Fenomena patriarki banyak didokumentasikan kedalam berbagai media
termasuk media film. Media film dirasa sebagai media yhang paling lengkap dan
mudah diakses semua lapisan, untuk merefleksikan kembali cerita dalam
kehidupan dimasyarakat, dan untuk membantu pengkajian ini penulis
menggunakan satu materi film yang menarik yaitu BETH karya Aria
Kusumadewa.
Dalam film ini, Aria bercerita tentang sosok perempuan yang menurut
peribahasa jawa memiliki “bibit-bebet dan bobot” yang sangan memuaskan.
Terlahir dari keluarga berada yang terpelajar, membuat Beth harus selalu menjaga
martabat keluarganya. Film yang menunjukkan suasana keluarga jalam sekarang
yang pastinya lebih maju atau modern ini ternyata tidak mampu menghilangkan
kepatriarkiannya, yang walaupun diceritakan bahwa beth dan kelaurganya
berasalah dari kalangan berada yang pastinya jelas mengenyam pendidikan yang
layak, tapi agaknya hal ini tetap tidak dapat meyembunyikan ketimpangan gender
yang ada.
Kata patriarki sebenarnya merupakan perluasan dari kata patrilineal atau
yang biasa diartikan sebagai garis keturunan ayah atau garis keturunan kaum laki
laki. Selain patrilineal dikenal juga dengan kata lawannya yaitu matrilineal atau
garis keturunan ibu (Hidaya, 1997). Seiring dengan berjalannya waktu, makna
patrilineal atau sistem kekerabatan laki-laki, mulai menemukan tingkat
ekstrimnya, yaitu menjadi suatu dominasi kelelaki-lakian. Dominasi ini juga
dikenal dengan patriarki, yang kemudian berkembang menjadi sistem bahwa
struktur berdasarkan pola kehidupan masyarakat.
Berbicara tentang budaya patriarki tanpa menyinggung perempuannya
memang seperti ada yang terasa hilang, karena jika akan membahas tentang
dominasi laki-laki maka harus membahas kepada siapakah dominasi ini berimbas.
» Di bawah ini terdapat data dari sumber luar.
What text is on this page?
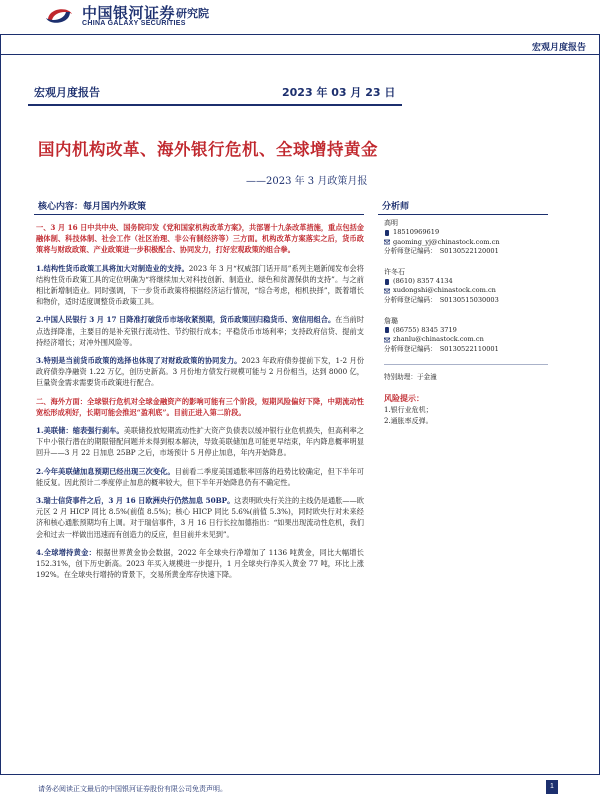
中国银河证券
CHINA GALAXY SECURITIES
研究院
宏观月度报告
宏观月度报告	2023 年 03 月 23 日
国内机构改革、海外银行危机、全球增持黄金
——2023 年 3 月政策月报
核心内容：每月国内外政策	分析师

一、3 月 16 日中共中央、国务院印发《党和国家机构改革方案》，共部署十九条改革措施，重点包括金融体制、科技体制、社会工作（社区治理、非公有制经济等）三方面。机构改革方案落实之后，货币政策将与财政政策、产业政策进一步积极配合、协同发力，打好宏观政策的组合拳。

1.结构性货币政策工具将加大对制造业的支持。2023 年 3 月“权威部门话开局”系列主题新闻发布会将结构性货币政策工具的定位明确为“将继续加大对科技创新、制造业、绿色和贫源保供的支持”。与之前相比新增制造业。同时强调，下一步货币政策将根据经济运行情况，“综合考虑，相机抉择”，既着增长和物价，适时适度调整货币政策工具。

2.中国人民银行 3 月 17 日降准打破货币市场收紧预期，货币政策回归稳货币、宽信用组合。在当前时点选择降准，主要目的是补充银行流动性、节约银行成本；平稳货币市场利率；支持政府信贷、提前支持经济增长；对冲外围风险等。

3.特别是当前货币政策的选择也体现了对财政政策的协同发力。2023 年政府债券提前下发，1-2 月份政府债券净融资 1.22 万亿，创历史新高。3 月份地方债发行规模可能与 2 月份相当，达到 8000 亿，巨量资金需求需要货币政策进行配合。

二、海外方面：全球银行危机对全球金融资产的影响可能有三个阶段，短期风险偏好下降，中期流动性宽松形成利好，长期可能会推迟“盈利底”。目前正进入第二阶段。

1.美联储：缩表强行刹车。美联储投放短期流动性扩大资产负债表以缓冲银行业危机损失，但高利率之下中小银行潜在的期限错配问题并未得到根本解决，导致美联储加息可能更早结束，年内降息概率明显回升——3 月 22 日加息 25BP 之后，市场预计 5 月停止加息，年内开始降息。

2.今年美联储加息预期已经出现三次变化。目前看二季度美国通胀率回落的趋势比较确定，但下半年可能反复。因此预计二季度停止加息的概率较大，但下半年开始降息仍有不确定性。

3.瑞士信贷事件之后，3 月 16 日欧洲央行仍然加息 50BP。这表明欧央行关注的主线仍是通胀——欧元区 2 月 HICP 同比 8.5%(前值 8.5%)；核心 HICP 同比 5.6%(前值 5.3%)，同时欧央行对未来经济和核心通胀预期均有上调。对于瑞信事件，3 月 16 日行长拉加德指出：“如果出现流动性危机，我们会和过去一样做出迅速而有创造力的反应，但目前并未见到”。

4.全球增持黄金：根据世界黄金协会数据，2022 年全球央行净增加了 1136 吨黄金，同比大幅增长 152.31%，创下历史新高。2023 年买入规模进一步提升，1 月全球央行净买入黄金 77 吨，环比上涨 192%。在全球央行增持的背景下，交易所黄金库存快速下降。

高明
18510969619
gaoming_yj@chinastock.com.cn
分析师登记编码： S0130522120001
许冬石
(8610) 8357 4134
xudongshi@chinastock.com.cn
分析师登记编码： S0130515030003
詹璐
(86755) 8345 3719
zhanlu@chinastock.com.cn
分析师登记编码： S0130522110001
特别助理：于金潼
风险提示：
1.银行业危机；
2.通胀率反弹。
请务必阅读正文最后的中国银河证券股份有限公司免责声明。	1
Sejak jaman raja-raja hingga sekarang definisi tentang siapa, apa dan bagaimana
perempuan itu selalu dirasa berat sebelah, karena cara pandang masyarakat akan
perempuan selalu ‘dinodai’ dengan pandangan patriarki. Oleh karena itu sangatlah
tidak mengherankan apabila citra seorang perempuan dalam masyarakat yang nilai
dan acuannya bercorak patriarkis akan melahurkan citra dan perpektif yang
patriarki juga. Hal ini merugikan perempuan karena pembentukan citra
perempuan oleh masyarakat patriarkis mengandung misi yang bertujuan
memposisikan laki-laki sebagai pemegang kuasa dan perempuan sebagai yang
dikuasai.
Fenomena menarik seperti diatas sebenarnya sudah banyak dibahas,
didiskusikan dan akhirnya didokumentasikan ke dalam berbagai macam bentuk
salah satunya dalam bentuk film. Film menurut Dennis McQuail merupakan salah
satu jenis media massa yang berfungsi sebagai penyebar hiburan serta menyajikan
cerita, peristiwa, musik, drama, lawak dan sajian teknis laiinya kepada masyarakat
umum (McQuail, 1994).
Wakil Dewan Film Nasional tahun 1990, Asrul Sani, mengungkapkan
bahwa popularitas film di Indonesia sama dengan popularitas Petai. Jika petai
dikenal dengan baunya yang busuk maka film dikenal karena keburukan-
keburukannya. Hal ini terjadi karena film sering mendapatkan dakwaan buruk,
mulai dari segi perusak moral masyarakat, racun bagi generasi muda, sampai pada
alat untuk memperbodoh masyarakat indonesia (Sani, 1990).
METODE PENELITIAN
Fokus penelitian ini menggunakan metode analisis isi untuk melihat
penggambaran citra perempuan didalam budaya patriarki pada film BETH.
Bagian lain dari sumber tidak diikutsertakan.